28/11/2020
23/05/2012

"L'unica ragion di Stato
è la verità" 

PALERMO - Sono le parole pronunciate dal presidente del Consiglio Monti nel corso della cerimonia di inaugurazione del Memorial dedicato a tutte le vittime della mafia siciliana realizzato sul terreno confiscato al boss Michele Greco. Palermo invasa da decine di migliaia di giovani

A vent'anni dalle strage di Capaci, Palermo è invasa da migliaia di studenti che, partiti da tutt'Italia, rendono omaggio ad un eroe dello Stato che non hanno mai conosciuto. Giovanni Falcone è morto il 23 maggio 2012 a 53 anni alle porte della sua città, ucciso da coloro i quali non sopportavano il suo impegno per la legalità, per una Sicilia migliore,  per un'Italia migliore. Insieme a lui persero la vita la moglie, Francesca Morvillo, e tre uomini della sua scorta Vito Schifani, Rocco Dicillo e Antonio Montinaro.

Saranno soprattutto i giovani a ricordare chi è venuto prima di loro e ha lottato soprattutto per loro, ragazzi di tutte le età imbarcati sulle due navi della legalità salpate ieri da Napoli e Civitavecchia e approdate oggi a Palermo. Le imbarcazioni si chiamano Giovanni e Paolo, e sono zeppe di adolescenti, quasi tremila, che si riuniranno nel capoluogo siciliano agli altri ventimila circa che oggi vogliono assolutamente ricordare. Cantano e scandiscono lo slogan "lezioni di vita, lezioni di coraggio, questo è per noi il 23 maggio", mentre la fanfara del dodicesimo battaglione carabinieri Sicilia intona marce.

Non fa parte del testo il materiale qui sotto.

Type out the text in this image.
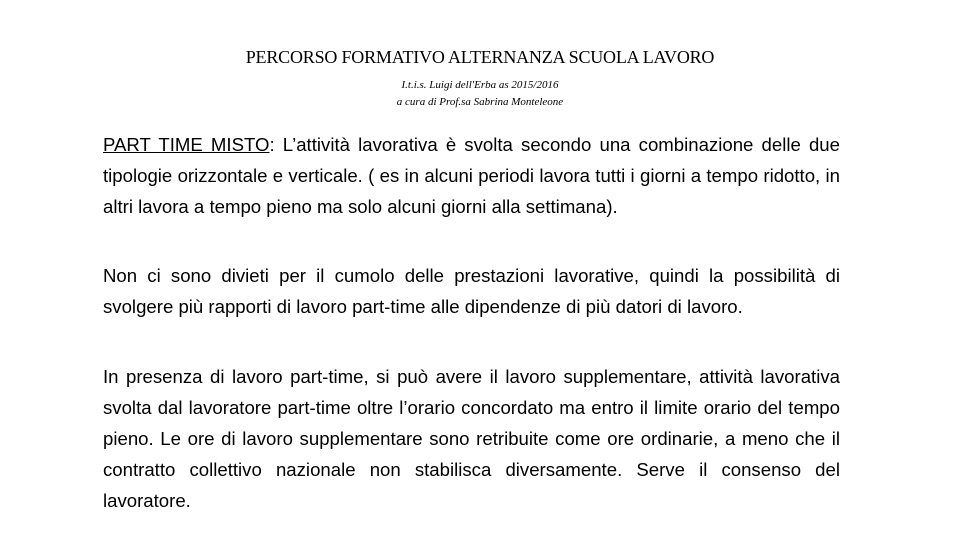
PERCORSO FORMATIVO ALTERNANZA SCUOLA LAVORO
I.t.i.s. Luigi dell'Erba as 2015/2016
a cura di Prof.sa Sabrina Monteleone

PART TIME MISTO: L’attività lavorativa è svolta secondo una combinazione delle due tipologie orizzontale e verticale. ( es in alcuni periodi lavora tutti i giorni a tempo ridotto, in altri lavora a tempo pieno ma solo alcuni giorni alla settimana).

Non ci sono divieti per il cumolo delle prestazioni lavorative, quindi la possibilità di svolgere più rapporti di lavoro part-time alle dipendenze di più datori di lavoro.

In presenza di lavoro part-time, si può avere il lavoro supplementare, attività lavorativa svolta dal lavoratore part-time oltre l’orario concordato ma entro il limite orario del tempo pieno. Le ore di lavoro supplementare sono retribuite come ore ordinarie, a meno che il contratto collettivo nazionale non stabilisca diversamente. Serve il consenso del lavoratore.
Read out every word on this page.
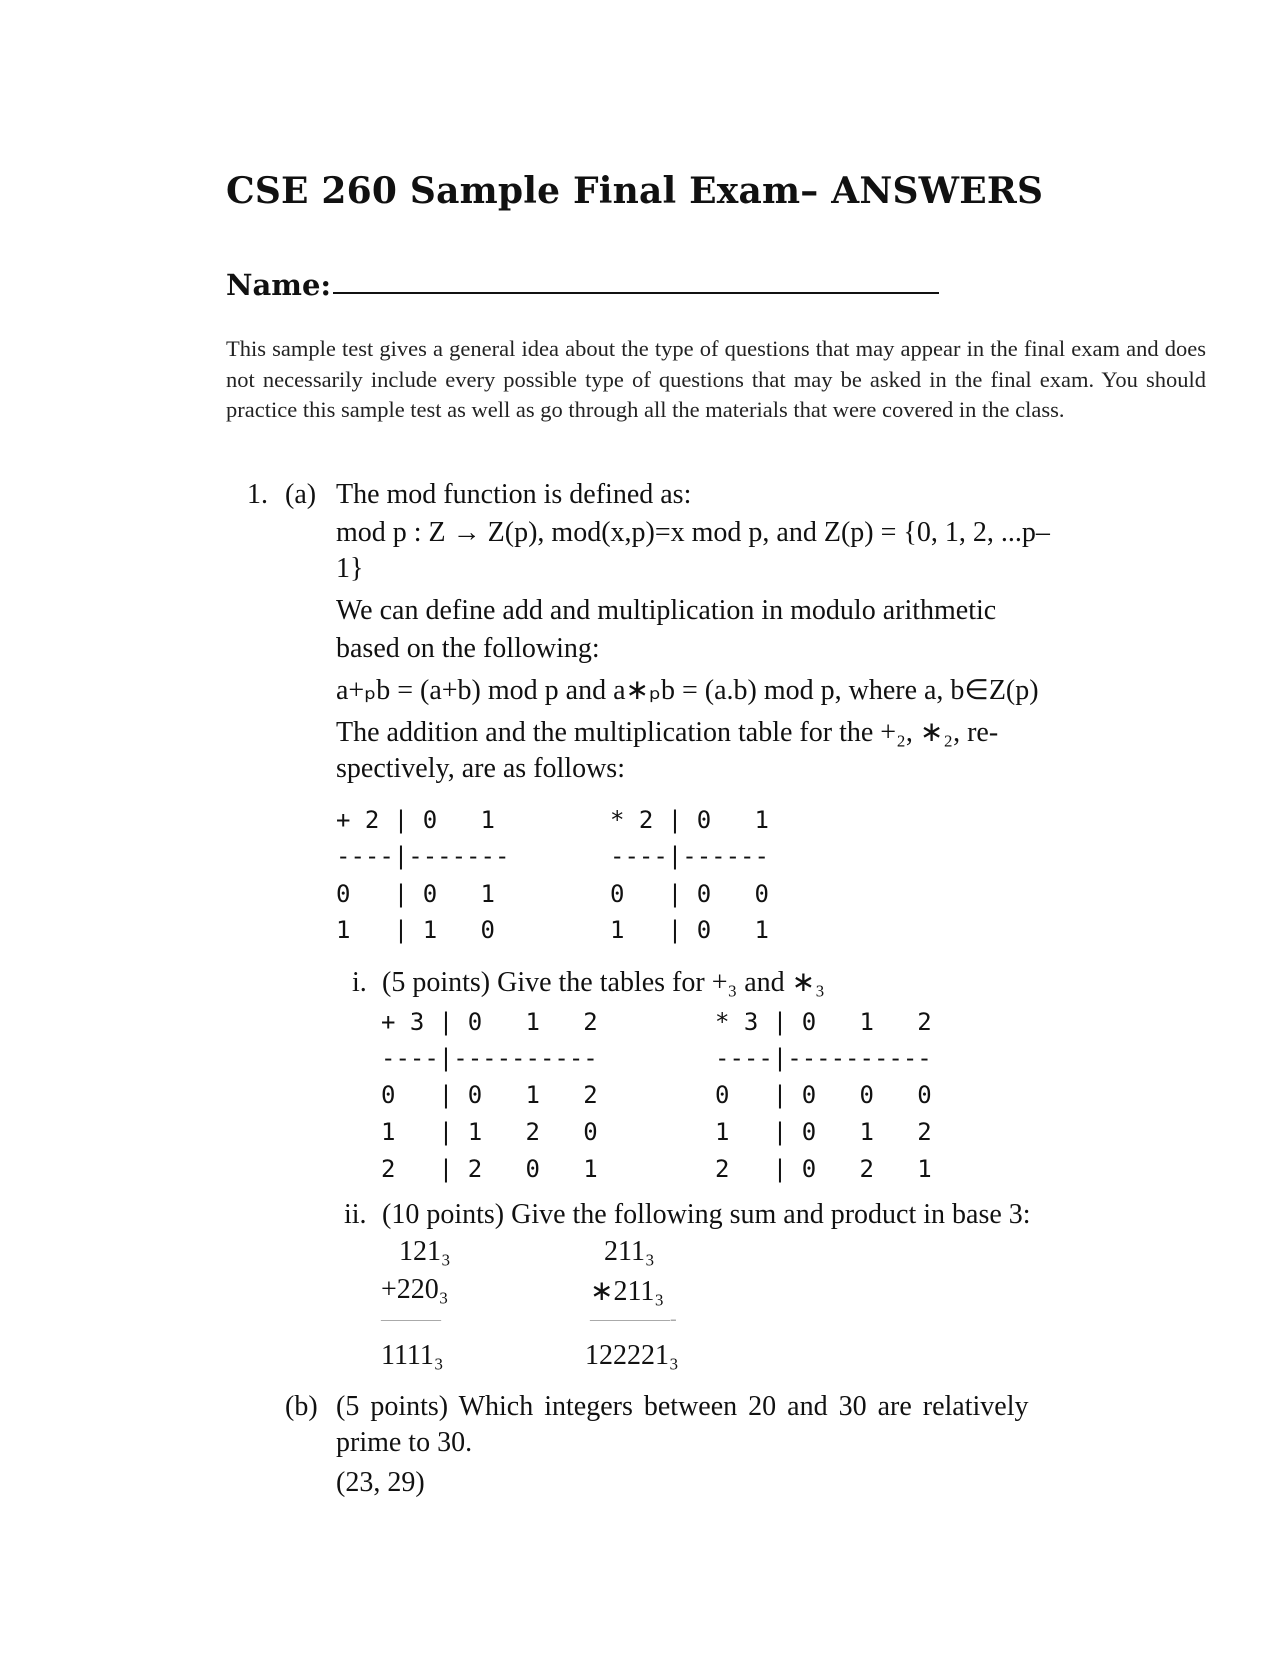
CSE 260 Sample Final Exam– ANSWERS
Name:
This sample test gives a general idea about the type of questions that may appear in the final exam and does not necessarily include every possible type of questions that may be asked in the final exam. You should practice this sample test as well as go through all the materials that were covered in the class.
1. (a) The mod function is defined as:
mod p : Z → Z(p), mod(x,p)=x mod p, and Z(p) = {0, 1, 2, ...p–
1}
We can define add and multiplication in modulo arithmetic
based on the following:
a+ₚb = (a+b) mod p and a∗ₚb = (a.b) mod p, where a, b∈Z(p)
The addition and the multiplication table for the +₂, ∗₂, re-
spectively, are as follows:
+ 2 | 0   1
----|-------
0   | 0   1
1   | 1   0
* 2 | 0   1
----|------
0   | 0   0
1   | 0   1
i. (5 points) Give the tables for +₃ and ∗₃
+ 3 | 0   1   2
----|----------
0   | 0   1   2
1   | 1   2   0
2   | 2   0   1
* 3 | 0   1   2
----|----------
0   | 0   0   0
1   | 0   1   2
2   | 0   2   1
ii. (10 points) Give the following sum and product in base 3:
121₃
+220₃
———
1111₃
211₃
∗211₃
————-
122221₃
(b) (5 points) Which integers between 20 and 30 are relatively
prime to 30.
(23, 29)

Sulla nave partita da Civitavecchia hanno viaggiato anche il ministro dell'Istruzione, Francesco Profumo, e il procuratore nazionale antimafia, Piero Grasso, mentre a Napoli si sono imbarcati i sottosegretari del Miur Marco Rossi Doria e Elena Ugolini, e il presidente di Libera, don Luigi Ciotti. Tra gli studenti, anche quelli dell'istituto Morvillo-Falcone di Brindisi, colpito dall'attentato di sabato scorso, in cui è rimasta uccisa la sedicenne Melissa.

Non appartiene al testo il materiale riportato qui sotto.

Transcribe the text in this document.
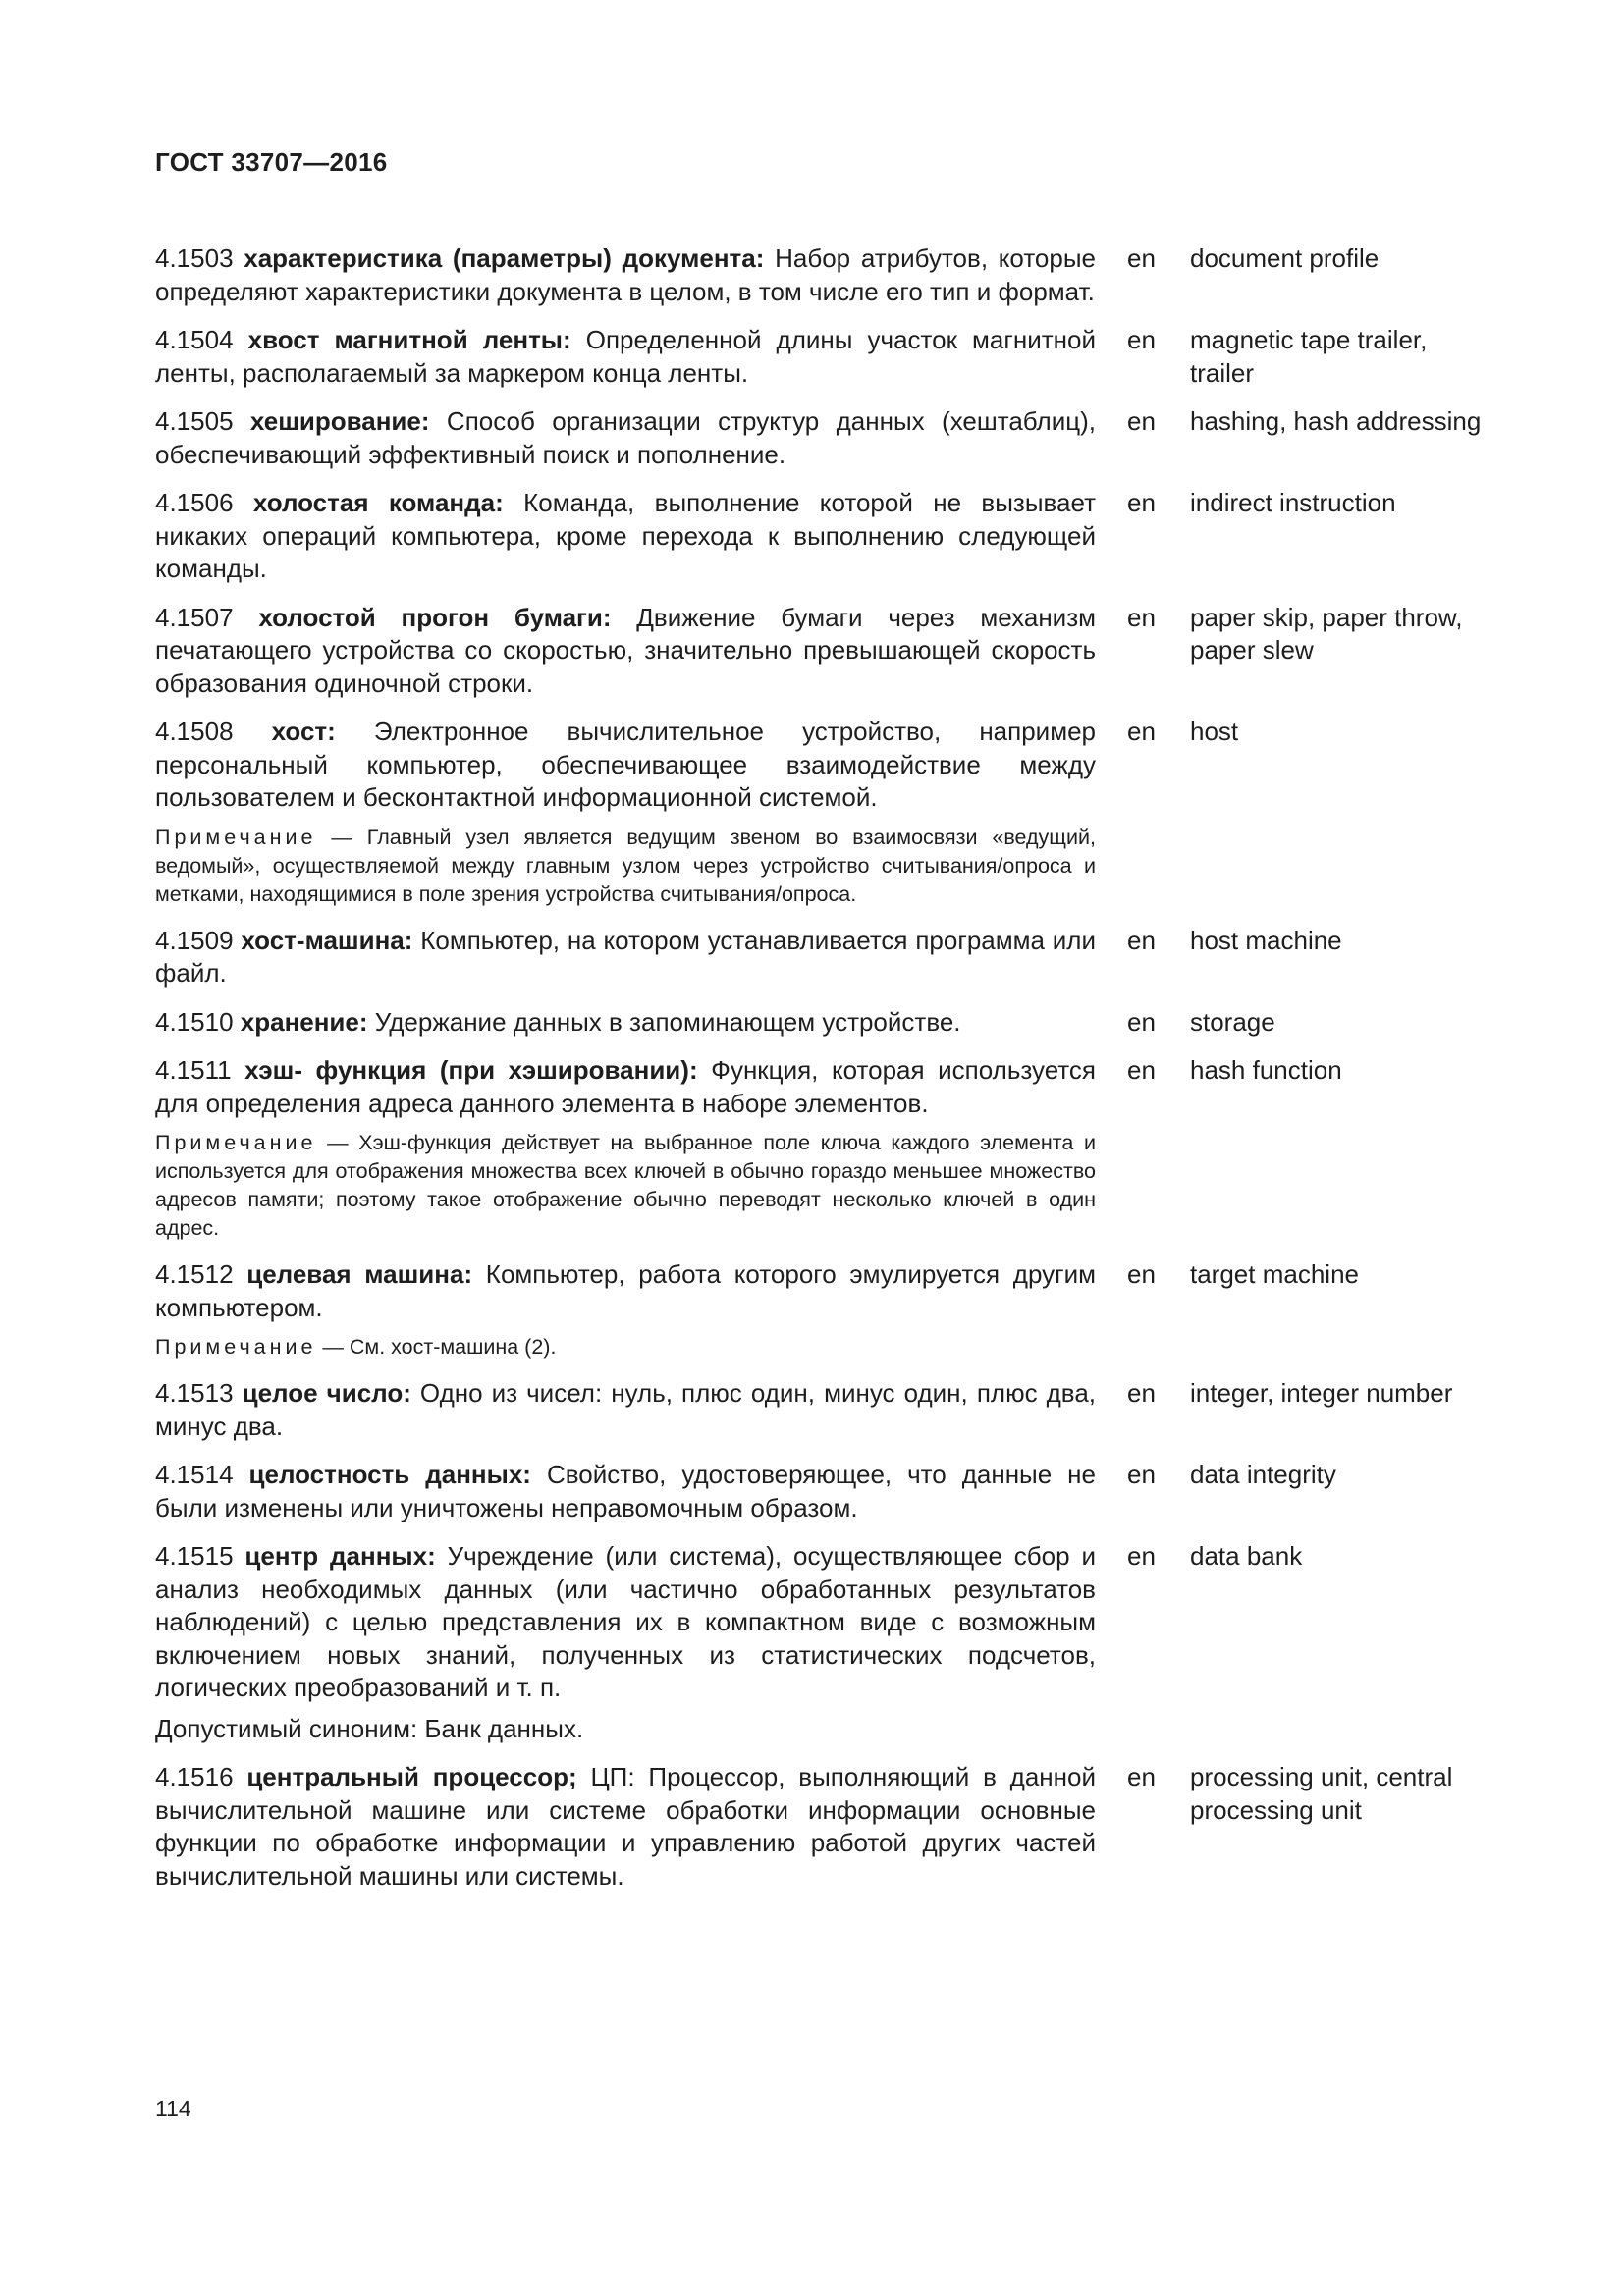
ГОСТ 33707—2016
4.1503 характеристика (параметры) документа: Набор атрибутов, которые определяют характеристики документа в целом, в том числе его тип и формат.
en document profile
4.1504 хвост магнитной ленты: Определенной длины участок магнитной ленты, располагаемый за маркером конца ленты.
en magnetic tape trailer, trailer
4.1505 хеширование: Способ организации структур данных (хештаблиц), обеспечивающий эффективный поиск и пополнение.
en hashing, hash addressing
4.1506 холостая команда: Команда, выполнение которой не вызывает никаких операций компьютера, кроме перехода к выполнению следующей команды.
en indirect instruction
4.1507 холостой прогон бумаги: Движение бумаги через механизм печатающего устройства со скоростью, значительно превышающей скорость образования одиночной строки.
en paper skip, paper throw, paper slew
4.1508 хост: Электронное вычислительное устройство, например персональный компьютер, обеспечивающее взаимодействие между пользователем и бесконтактной информационной системой.
en host
Примечание — Главный узел является ведущим звеном во взаимосвязи «ведущий, ведомый», осуществляемой между главным узлом через устройство считывания/опроса и метками, находящимися в поле зрения устройства считывания/опроса.
4.1509 хост-машина: Компьютер, на котором устанавливается программа или файл.
en host machine
4.1510 хранение: Удержание данных в запоминающем устройстве.	en storage
4.1511 хэш- функция (при хэшировании): Функция, которая используется для определения адреса данного элемента в наборе элементов.
en hash function
Примечание — Хэш-функция действует на выбранное поле ключа каждого элемента и используется для отображения множества всех ключей в обычно гораздо меньшее множество адресов памяти; поэтому такое отображение обычно переводят несколько ключей в один адрес.
4.1512 целевая машина: Компьютер, работа которого эмулируется другим компьютером.
en target machine
Примечание — См. хост-машина (2).
4.1513 целое число: Одно из чисел: нуль, плюс один, минус один, плюс два, минус два.
en integer, integer number
4.1514 целостность данных: Свойство, удостоверяющее, что данные не были изменены или уничтожены неправомочным образом.
en data integrity
4.1515 центр данных: Учреждение (или система), осуществляющее сбор и анализ необходимых данных (или частично обработанных результатов наблюдений) с целью представления их в компактном виде с возможным включением новых знаний, полученных из статистических подсчетов, логических преобразований и т. п.
en data bank
Допустимый синоним: Банк данных.
4.1516 центральный процессор; ЦП: Процессор, выполняющий в данной вычислительной машине или системе обработки информации основные функции по обработке информации и управлению работой других частей вычислительной машины или системы.
en processing unit, central processing unit
114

Tante le manifestazioni previste per oggi a Palermo, alle quali presenzieranno il presidente della Repubblica Giorgio Napolitano e quello del Consiglio Mario Monti. Gli studenti raggiungeranno l'Aula Bunker, dove si terrà l'inaugurazione del Memorial dedicato a tutte le vittime della mafia siciliana presso il Giardino della memoria di Ciaculli nel terreno confiscato al boss Michele Greco. E proprio qui nel corso della cerimonia ha parlato il premier: "Non c'é alcuna ragione di Stato che possa giustificare ritardi nell'accertamento dei fatti e delle responsabilità. L'unica ragion di Stato è la verità - ha detto - Deve esserci un impegno sempre più forte nella selezione dei rappresentanti da eleggere ai vari livelli di governo. Gli apparati dello Stato devono essere sempre lontani dal sospetto di legami di prossimità con le organizzazioni mafiose. Non bisogna mai stancarsi di trovare la verità e bisogna farlo per le vittime della mafia, per i familiari, per gli onesti, per i cittadini e per dare la speranza ai nostri figli".

Nel pomeriggio partiranno i due tradizionali cortei: uno dall'Aula Bunker e l'altro da Via d'Amelio. I due cordoni si riuniranno sotto l'Albero Falcone in via Notarbartolo, dove troveranno ad attenderli Maria Falcone, sorella del magistrato ucciso, e il procuratore nazionale antimafia Pietro Grasso, per celebrare insieme il momento solenne del Silenzio suonato dal trombettiere della Polizia di Stato all'orario della strage (17.58).
 
Un altro momento di ricordo e solidarietà concluderà la giornata allo Stadio comunale "Renzo Barbera" di Palermo dove si disputerà la Partita del Cuore tra la Nazionale Cantanti e la Nazionale Magistrati.